Notvorstand

§ Sie fragen – wir antworten

In welcher Situation ist die Bestellung eines Notvorstandes geboten und möglich?

Vorbemerkung: Es ist anzutreffenden Positionen zu widersprechen, wonach die Rechtsfähigkeit des Kleingärtnervereins (KGV) in einer Notsituation durch die Tätigkeit eines Notvorstandes über einen längeren Zeitraum bzw. durch aufeinanderfolgende Berufungen eines Notvorstandes erhalten werden kann.

Die Rechtslage ist eindeutig: Der KGV muss (!) einen Vorstand haben (§ 26 Abs.1 BGB). Der Vorstand ist der gesetzliche Vertreter des KGV. Ihm obliegt die gerichtliche und außergerichtliche Vertretung des KGV. In die Kompetenz des Vorstandes fällt zugleich die Geschäftsführung. Das heißt, der Vorstand hat all jene Pflichten zu erfüllen und kann dabei all jene Rechte wahrnehmen, wie sie sich für ihn aus Gesetz, kommunalen Regelungen, Vereinssatzung, Beschlüssen der der Mitgliederversammlung (MV), seiner Mitgliedschaft in einem Verband, aus Verträgen usw. ergeben.

Als Leitungsorgan des KGV ist er, wenn die Vereinssatzung nicht die Zuständigkeit der MV bestimmt, für alle Belange des Vereins und der von ihm betriebenen Kleingartenanlage (KGA) zuständig. Letzteres schließt in sich die Pacht von fremdem Grund und Boden und die Verpachtung von Kleingärten (Kg) ein.

Jedes (!) Vereinsmitglied und jeder Pächter eines Kg sollte sich darüber im Klaren sein: Ohne KGV und ohne seinen handlungsfähigen Vorstand, das sei in aller Deutlichkeit gesagt, gibt es keinen gesicherten Fortbestand der KGA.

Die Praxis zeigt, dass bei fehlender Bereitschaft zur Übernahme eines Vorstandsamtes bei Neuwahlen, Tod oder schwerer Erkrankung von Vorstandsmitgliedern oder in Fällen der Amtsniederlegungen für den KGV eine Situation entsteht, die ein unverzügliches, geschlossenes und zielgerichtetes Handeln aller Vereinsmitglieder erforderlich macht.

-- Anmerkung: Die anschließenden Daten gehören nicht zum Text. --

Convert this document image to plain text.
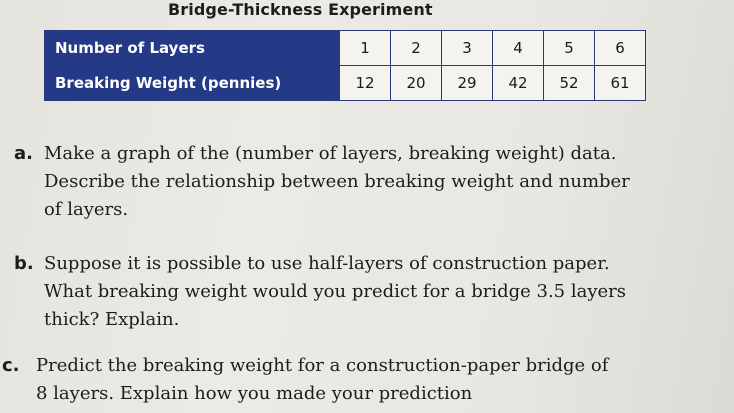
Bridge-Thickness Experiment
Number of Layers	1	2	3	4	5	6
Breaking Weight (pennies)	12	20	29	42	52	61
a. Make a graph of the (number of layers, breaking weight) data.
Describe the relationship between breaking weight and number
of layers.
b. Suppose it is possible to use half-layers of construction paper.
What breaking weight would you predict for a bridge 3.5 layers
thick? Explain.
c. Predict the breaking weight for a construction-paper bridge of
8 layers. Explain how you made your prediction
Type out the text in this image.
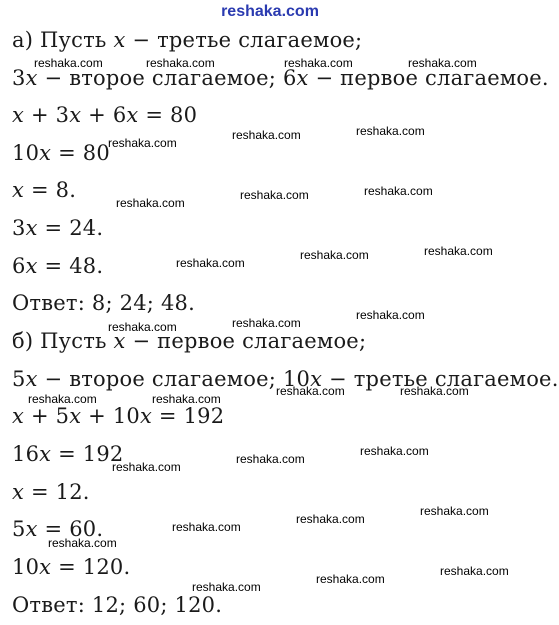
reshaka.com
а) Пусть x − третье слагаемое;
3x − второе слагаемое; 6x − первое слагаемое.
x + 3x + 6x = 80
10x = 80
x = 8.
3x = 24.
6x = 48.
Ответ: 8; 24; 48.
б) Пусть x − первое слагаемое;
5x − второе слагаемое; 10x − третье слагаемое.
x + 5x + 10x = 192
16x = 192
x = 12.
5x = 60.
10x = 120.
Ответ: 12; 60; 120.
reshaka.com	reshaka.com	reshaka.com	reshaka.com
reshaka.com	reshaka.com
reshaka.com
reshaka.com	reshaka.com
reshaka.com
reshaka.com
reshaka.com
reshaka.com
reshaka.com
reshaka.com
reshaka.com
reshaka.com	reshaka.com
reshaka.com	reshaka.com
reshaka.com
reshaka.com
reshaka.com
reshaka.com
reshaka.com
reshaka.com
reshaka.com
reshaka.com
reshaka.com
reshaka.com
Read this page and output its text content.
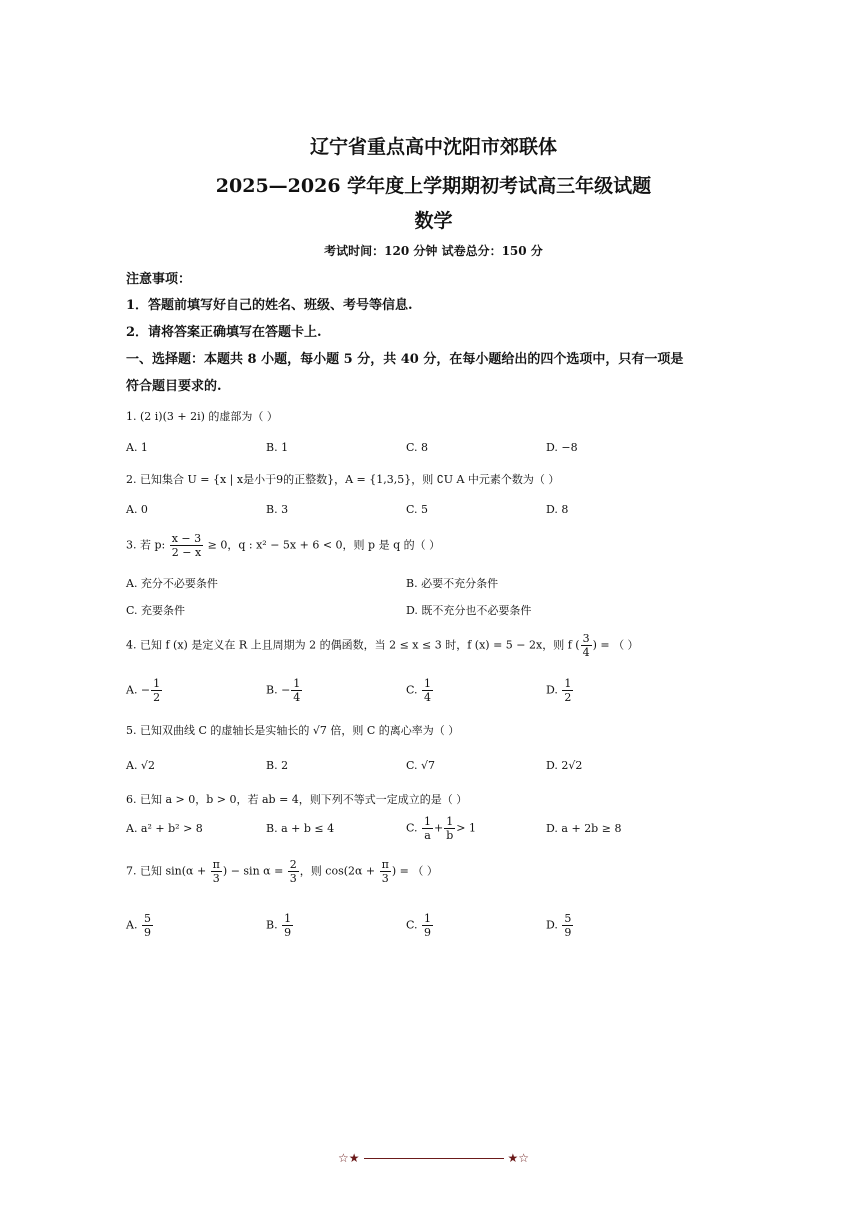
辽宁省重点高中沈阳市郊联体
2025—2026 学年度上学期期初考试高三年级试题
数学
考试时间：120 分钟 试卷总分：150 分
注意事项：
1．答题前填写好自己的姓名、班级、考号等信息.
2．请将答案正确填写在答题卡上.
一、选择题：本题共 8 小题，每小题 5 分，共 40 分，在每小题给出的四个选项中，只有一项是
符合题目要求的.
1. (2 i)(3 + 2i) 的虚部为（ ）
A. 1	B. 1	C. 8	D. −8
2. 已知集合 U = {x | x是小于9的正整数}，A = {1,3,5}，则 ∁U A 中元素个数为（ ）
A. 0	B. 3	C. 5	D. 8
3. 若 p: $\frac{x - 3}{2 - x} \ge 0$，q : x² − 5x + 6 < 0，则 p 是 q 的（ ）
A. 充分不必要条件	B. 必要不充分条件
C. 充要条件	D. 既不充分也不必要条件
4. 已知 f (x) 是定义在 R 上且周期为 2 的偶函数，当 2 ≤ x ≤ 3 时，f (x) = 5 − 2x，则 f ( $\frac{3}{4}$ ) = （ ）
A. − $\frac{1}{2}$	B. − $\frac{1}{4}$	C. $\frac{1}{4}$	D. $\frac{1}{2}$
5. 已知双曲线 C 的虚轴长是实轴长的 √7 倍，则 C 的离心率为（ ）
A. √2	B. 2	C. √7	D. 2√2
6. 已知 a > 0，b > 0，若 ab = 4，则下列不等式一定成立的是（ ）
A. a² + b² > 8	B. a + b ≤ 4	C. $\frac{1}{a} + \frac{1}{b} > 1$	D. a + 2b ≥ 8
7. 已知 $\sin(\alpha + \frac{\pi}{3}$ ) − $\sin \alpha = \frac{2}{3}$ ，则 $\cos(2\alpha + \frac{\pi}{3}$ ) = （ ）
A. $\frac{5}{9}$	B. $\frac{1}{9}$	C. $\frac{1}{9}$	D. $\frac{5}{9}$
☆★	★☆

Würde nach realistischer Einschätzung der aktuellen Sachlage die sofortige Einberufung einer (außerordentlichen) MV erwartungsgemäß zu keinem positiven Ergebnis hinsichtlich der Besetzung der Vorstandsämter führen, stellt sich mit aller Konsequenz die Frage nach der Auflösung des KGV nach § 41 BGB oder einer unverzüglichen (!) Beantragung der Notbestellung eines Vorstandes beim für den Sitz des KGV zuständigen Amtsgericht (Vereinsregister). Diese Beantragung kann von jedem Vereinsmitglied, jedem Mitglied des Vorstandes, jedem Vertragspartner/Gläubiger gestellt werden. Eine Beantragung kann auch durch den Verband gestellt werden, in dem der KGV Mitglied ist.

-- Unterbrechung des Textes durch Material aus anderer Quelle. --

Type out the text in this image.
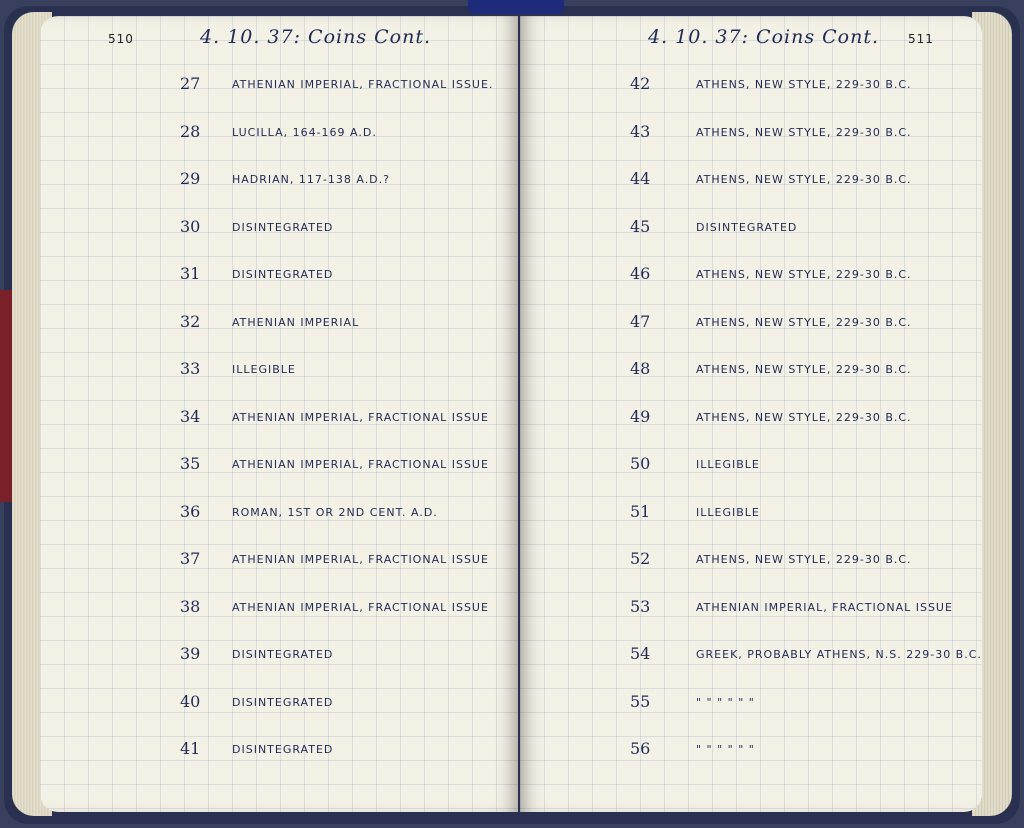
510	4. 10. 37: Coins Cont.
27	ATHENIAN IMPERIAL, FRACTIONAL ISSUE.
28	LUCILLA, 164-169 A.D.
29	HADRIAN, 117-138 A.D.?
30	DISINTEGRATED
31	DISINTEGRATED
32	ATHENIAN IMPERIAL
33	ILLEGIBLE
34	ATHENIAN IMPERIAL, FRACTIONAL ISSUE
35	ATHENIAN IMPERIAL, FRACTIONAL ISSUE
36	ROMAN, 1ST OR 2ND CENT. A.D.
37	ATHENIAN IMPERIAL, FRACTIONAL ISSUE
38	ATHENIAN IMPERIAL, FRACTIONAL ISSUE
39	DISINTEGRATED
40	DISINTEGRATED
41	DISINTEGRATED
4. 10. 37: Coins Cont. 511
42	ATHENS, NEW STYLE, 229-30 B.C.
43	ATHENS, NEW STYLE, 229-30 B.C.
44	ATHENS, NEW STYLE, 229-30 B.C.
45	DISINTEGRATED
46	ATHENS, NEW STYLE, 229-30 B.C.
47	ATHENS, NEW STYLE, 229-30 B.C.
48	ATHENS, NEW STYLE, 229-30 B.C.
49	ATHENS, NEW STYLE, 229-30 B.C.
50	ILLEGIBLE
51	ILLEGIBLE
52	ATHENS, NEW STYLE, 229-30 B.C.
53	ATHENIAN IMPERIAL, FRACTIONAL ISSUE
54	GREEK, PROBABLY ATHENS, N.S. 229-30 B.C.
55	" " " " " "
56	" " " " " "
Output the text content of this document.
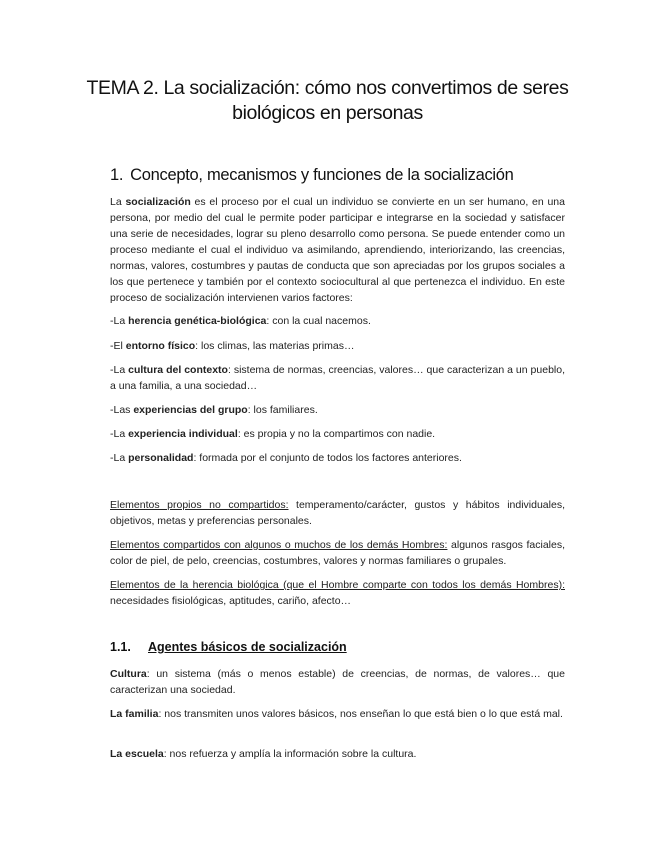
TEMA 2. La socialización: cómo nos convertimos de seres
biológicos en personas
1. Concepto, mecanismos y funciones de la socialización

La socialización es el proceso por el cual un individuo se convierte en un ser humano, en una persona, por medio del cual le permite poder participar e integrarse en la sociedad y satisfacer una serie de necesidades, lograr su pleno desarrollo como persona. Se puede entender como un proceso mediante el cual el individuo va asimilando, aprendiendo, interiorizando, las creencias, normas, valores, costumbres y pautas de conducta que son apreciadas por los grupos sociales a los que pertenece y también por el contexto sociocultural al que pertenezca el individuo. En este proceso de socialización intervienen varios factores:

-La herencia genética-biológica: con la cual nacemos.

-El entorno físico: los climas, las materias primas…

-La cultura del contexto: sistema de normas, creencias, valores… que caracterizan a un pueblo, a una familia, a una sociedad…

-Las experiencias del grupo: los familiares.

-La experiencia individual: es propia y no la compartimos con nadie.

-La personalidad: formada por el conjunto de todos los factores anteriores.

Elementos propios no compartidos: temperamento/carácter, gustos y hábitos individuales, objetivos, metas y preferencias personales.

Elementos compartidos con algunos o muchos de los demás Hombres: algunos rasgos faciales, color de piel, de pelo, creencias, costumbres, valores y normas familiares o grupales.

Elementos de la herencia biológica (que el Hombre comparte con todos los demás Hombres): necesidades fisiológicas, aptitudes, cariño, afecto…

1.1. Agentes básicos de socialización

Cultura: un sistema (más o menos estable) de creencias, de normas, de valores… que caracterizan una sociedad.

La familia: nos transmiten unos valores básicos, nos enseñan lo que está bien o lo que está mal.

La escuela: nos refuerza y amplía la información sobre la cultura.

Nach dem Willen des Gesetzgebers muss für einen derartigen Antrag ein dringender Fall vorliegen (§ 29 BGB).  Er liegt dann vor, wenn nach gründlicher Prüfung der Sach- und Rechtslage auf der Basis der Inhalte der Vereinssatzung eindeutig ist, dass der Verein keinen gesetzlichen Vertreter mehr hat und demzufolge nach außen nicht mehr vertreten ist bzw. vertreten werden kann. Ein sofortiges/ unverzügliches rechtswirksames Handeln ist einerseits erforderlich, andererseits aber nicht möglich.

Es fehlt die für eine ordnungsgemäße Vertretung des Vereins gegenüber Dritten durch die Vereinssatzung bestimmte Zahl der Vorstandsmitglieder bzw. der ihr durch die Vereinssatzung bestimmter Status ist nicht gegeben. Es drohen Schäden für den KGV.

Bezogen auf das Kleingartenpachtverhältnis heißt dies, dass bei fehlenden vertretungsbefugten Vorstandsmitgliedern – in der Regel der 1. oder der 2 Vorsitzende und ein weiteres Vorstandsmitglied – keine rechtswirksamen Abmahnungen von Pächtern, keine rechtswirksamen Kündigungen von Kleingartenpachtverträgen und keine rechtswirksamen Kleingartenpachtverträge abgeschlossen werden können.

Die Bestellung eines Notvorstand dient nicht der Beilegung interner Auseinandersetzungen oder Meinungsverschiedenheiten, sondern ist als vorläufige Not- und Eilmaßnahme gedacht, um die Arbeits- und   Rechtsfähigkeit des KGV zu gewährleisten.